To the uninitiated, riding shotgun in a self-driving car might seem like a scary proposition. Part of the reason is because we are simply not used to seeing a vehicle navigate itself without a human driver behind the wheel, so the image of a potentially deadly hunk of metal motoring down a busy street is inherently concerning. Waymo seems to recognize this, so it has gone and launched a 360-degree virtual reality experience that puts users in the rear seat of a self-driving car.
Much of the 3-minute video is spent explaining how Waymo's various sensors survey the landscape to identify all the moving parts, be they other cars, guys and gals on bicycles, or pedestrians hanging out in a parking lot.
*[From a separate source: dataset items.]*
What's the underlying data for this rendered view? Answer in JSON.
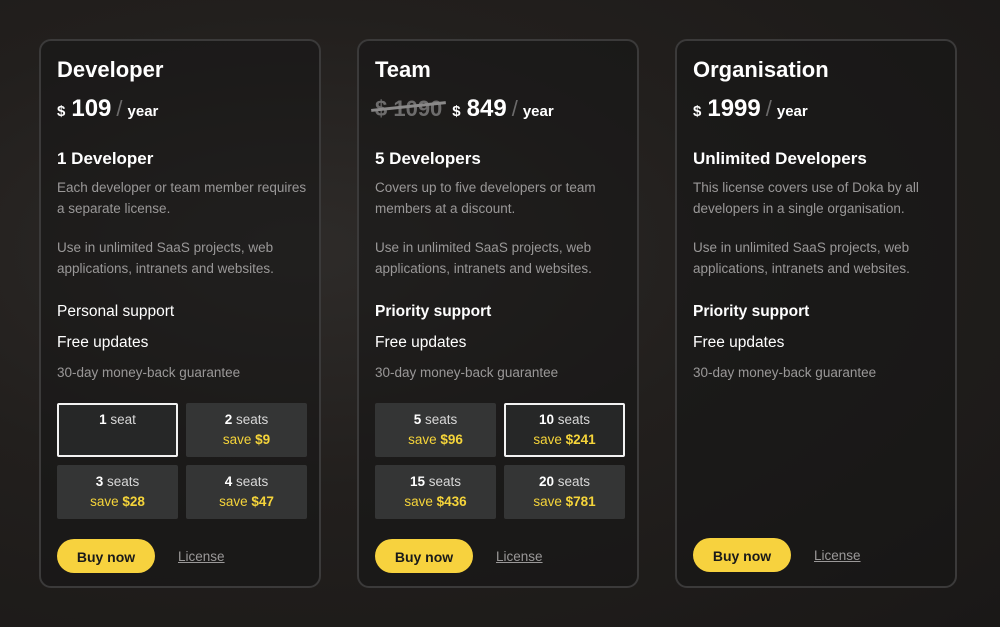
{
  "plans": [
    {
      "title": "Developer",
      "old_price": "",
      "currency": "$",
      "price": "109",
      "slash": "/",
      "per": "year",
      "headline": "1 Developer",
      "desc1": "Each developer or team member requires a separate license.",
      "desc2": "Use in unlimited SaaS projects, web applications, intranets and websites.",
      "support": "Personal support",
      "updates": "Free updates",
      "guarantee": "30-day money-back guarantee",
      "seat_options": [
        {
          "count": "1",
          "unit": "seat",
          "save_prefix": "",
          "save_amount": "",
          "selected": true
        },
        {
          "count": "2",
          "unit": "seats",
          "save_prefix": "save",
          "save_amount": "$9",
          "selected": false
        },
        {
          "count": "3",
          "unit": "seats",
          "save_prefix": "save",
          "save_amount": "$28",
          "selected": false
        },
        {
          "count": "4",
          "unit": "seats",
          "save_prefix": "save",
          "save_amount": "$47",
          "selected": false
        }
      ],
      "buy_label": "Buy now",
      "license_label": "License"
    },
    {
      "title": "Team",
      "old_price": "$ 1090",
      "currency": "$",
      "price": "849",
      "slash": "/",
      "per": "year",
      "headline": "5 Developers",
      "desc1": "Covers up to five developers or team members at a discount.",
      "desc2": "Use in unlimited SaaS projects, web applications, intranets and websites.",
      "support": "Priority support",
      "updates": "Free updates",
      "guarantee": "30-day money-back guarantee",
      "seat_options": [
        {
          "count": "5",
          "unit": "seats",
          "save_prefix": "save",
          "save_amount": "$96",
          "selected": false
        },
        {
          "count": "10",
          "unit": "seats",
          "save_prefix": "save",
          "save_amount": "$241",
          "selected": true
        },
        {
          "count": "15",
          "unit": "seats",
          "save_prefix": "save",
          "save_amount": "$436",
          "selected": false
        },
        {
          "count": "20",
          "unit": "seats",
          "save_prefix": "save",
          "save_amount": "$781",
          "selected": false
        }
      ],
      "buy_label": "Buy now",
      "license_label": "License"
    },
    {
      "title": "Organisation",
      "old_price": "",
      "currency": "$",
      "price": "1999",
      "slash": "/",
      "per": "year",
      "headline": "Unlimited Developers",
      "desc1": "This license covers use of Doka by all developers in a single organisation.",
      "desc2": "Use in unlimited SaaS projects, web applications, intranets and websites.",
      "support": "Priority support",
      "updates": "Free updates",
      "guarantee": "30-day money-back guarantee",
      "seat_options": [],
      "buy_label": "Buy now",
      "license_label": "License"
    }
  ],
  "colors": {
    "accent": "#f7d23e",
    "save_text": "#f5d43a",
    "muted_text": "#9a9898",
    "card_border": "#3b3a3a"
  }
}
The video also points out that Google has been working on self-driving cars for close to a decade (since 2009), developing a range of technology that its engineers built from the ground up.
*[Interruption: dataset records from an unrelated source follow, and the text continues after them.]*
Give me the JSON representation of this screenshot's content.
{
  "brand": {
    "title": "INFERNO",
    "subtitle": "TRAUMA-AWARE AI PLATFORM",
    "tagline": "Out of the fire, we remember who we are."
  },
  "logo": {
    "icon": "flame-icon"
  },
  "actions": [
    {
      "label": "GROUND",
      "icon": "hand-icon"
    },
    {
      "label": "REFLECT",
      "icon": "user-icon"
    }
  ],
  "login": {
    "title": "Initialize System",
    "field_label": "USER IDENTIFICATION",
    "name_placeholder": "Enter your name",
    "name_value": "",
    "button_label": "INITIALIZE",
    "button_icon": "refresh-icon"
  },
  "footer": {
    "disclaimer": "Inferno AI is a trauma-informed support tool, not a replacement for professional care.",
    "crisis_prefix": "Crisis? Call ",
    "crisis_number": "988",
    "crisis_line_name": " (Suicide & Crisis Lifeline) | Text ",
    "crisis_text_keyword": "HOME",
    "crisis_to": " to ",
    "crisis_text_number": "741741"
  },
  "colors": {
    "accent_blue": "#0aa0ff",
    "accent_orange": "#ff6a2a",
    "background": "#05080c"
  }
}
One of those technologies is LIDAR, which throws out millions of laser beams per second. The purpose of LIDAR is to frame a detailed picture of the world in 360 degrees. This is supplemented with RADAR to help detect the distance and speed of other objects, and high resolution cameras that, among other things, can tell if a traffic sign is red or green. All of the data collected is combined and processed in real-time.
As it also is with humans, there is no substitute for experience. Waymo points out that it's fleet of self-driving cars have notched over 5 million miles to date on public roads. That does not include miles driven on Waymo's private test track or simulated miles in software, the latter of which stands at 2.7 billion (with a "b") miles in the virtual world.
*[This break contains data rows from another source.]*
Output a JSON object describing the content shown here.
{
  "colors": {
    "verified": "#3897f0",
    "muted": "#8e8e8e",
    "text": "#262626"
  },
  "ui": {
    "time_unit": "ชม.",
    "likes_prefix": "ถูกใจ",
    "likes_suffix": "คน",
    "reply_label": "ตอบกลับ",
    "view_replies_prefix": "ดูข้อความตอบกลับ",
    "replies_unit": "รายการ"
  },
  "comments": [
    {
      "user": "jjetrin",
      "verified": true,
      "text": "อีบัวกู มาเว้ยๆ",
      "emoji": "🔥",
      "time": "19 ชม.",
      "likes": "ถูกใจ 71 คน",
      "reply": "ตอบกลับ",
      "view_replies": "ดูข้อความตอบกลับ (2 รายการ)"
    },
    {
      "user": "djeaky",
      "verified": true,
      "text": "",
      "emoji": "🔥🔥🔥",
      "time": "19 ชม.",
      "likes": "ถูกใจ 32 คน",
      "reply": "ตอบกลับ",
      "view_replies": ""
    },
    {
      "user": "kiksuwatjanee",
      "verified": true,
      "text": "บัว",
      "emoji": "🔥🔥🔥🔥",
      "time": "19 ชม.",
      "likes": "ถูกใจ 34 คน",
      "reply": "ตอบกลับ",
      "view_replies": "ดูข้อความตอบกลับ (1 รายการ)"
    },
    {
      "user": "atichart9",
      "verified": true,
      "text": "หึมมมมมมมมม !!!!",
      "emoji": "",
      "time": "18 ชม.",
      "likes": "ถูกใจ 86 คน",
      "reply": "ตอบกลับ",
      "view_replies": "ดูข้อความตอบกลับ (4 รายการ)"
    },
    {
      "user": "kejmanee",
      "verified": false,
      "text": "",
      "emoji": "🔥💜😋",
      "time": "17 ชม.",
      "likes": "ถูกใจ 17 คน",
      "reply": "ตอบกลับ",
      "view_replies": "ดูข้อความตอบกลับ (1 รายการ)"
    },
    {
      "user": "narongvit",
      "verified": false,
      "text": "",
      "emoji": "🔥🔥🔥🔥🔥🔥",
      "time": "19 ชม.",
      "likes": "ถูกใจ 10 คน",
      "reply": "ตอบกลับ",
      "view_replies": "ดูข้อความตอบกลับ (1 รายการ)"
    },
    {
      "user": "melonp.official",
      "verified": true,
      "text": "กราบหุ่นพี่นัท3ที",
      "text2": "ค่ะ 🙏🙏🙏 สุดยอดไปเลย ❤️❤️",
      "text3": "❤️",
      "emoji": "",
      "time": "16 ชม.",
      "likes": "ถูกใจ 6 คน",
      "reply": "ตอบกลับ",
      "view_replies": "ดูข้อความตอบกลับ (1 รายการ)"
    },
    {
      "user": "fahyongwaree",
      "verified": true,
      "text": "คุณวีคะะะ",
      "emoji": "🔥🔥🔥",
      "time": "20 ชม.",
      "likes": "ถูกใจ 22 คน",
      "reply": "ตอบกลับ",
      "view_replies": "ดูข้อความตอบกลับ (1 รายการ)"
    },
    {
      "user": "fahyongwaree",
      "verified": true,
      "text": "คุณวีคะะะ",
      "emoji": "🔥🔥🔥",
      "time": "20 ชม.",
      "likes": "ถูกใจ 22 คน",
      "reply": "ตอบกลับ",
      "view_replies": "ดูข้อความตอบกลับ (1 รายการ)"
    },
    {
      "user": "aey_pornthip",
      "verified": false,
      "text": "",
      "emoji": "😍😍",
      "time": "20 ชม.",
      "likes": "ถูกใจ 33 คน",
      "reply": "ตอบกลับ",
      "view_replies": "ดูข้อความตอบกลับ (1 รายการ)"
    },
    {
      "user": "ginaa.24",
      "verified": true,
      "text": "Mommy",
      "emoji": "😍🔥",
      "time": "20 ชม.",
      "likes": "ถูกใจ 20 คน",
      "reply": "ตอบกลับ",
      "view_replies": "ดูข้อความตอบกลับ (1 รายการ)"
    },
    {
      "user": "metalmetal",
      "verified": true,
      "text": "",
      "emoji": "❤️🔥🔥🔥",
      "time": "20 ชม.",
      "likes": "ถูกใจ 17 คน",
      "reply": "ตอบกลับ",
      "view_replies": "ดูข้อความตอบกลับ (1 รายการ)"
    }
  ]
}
"We’re driving more and learning faster, and we’re doing it in increasingly diverse conditions. We’ve now test driven in 25 US cities, gaining experience in different weather conditions and terrains: from the snowy streets of Michigan, to the steep hills of San Francisco, to the desert conditions of Greater Phoenix. And because the lessons we learn from one vehicle can be shared with the entire fleet, every new mile counts even more," Waymo says.
The VR video Waymo released combines footage and real-time data from a trip around Metro Phoenix, Arizona, in one of the company's Chrysler Pacifica hybrid minivans. You don't need a VR headset to view it—just play the YouTube video like any normal video, and look around by clicking or tapping and dragging with your mouse or finger.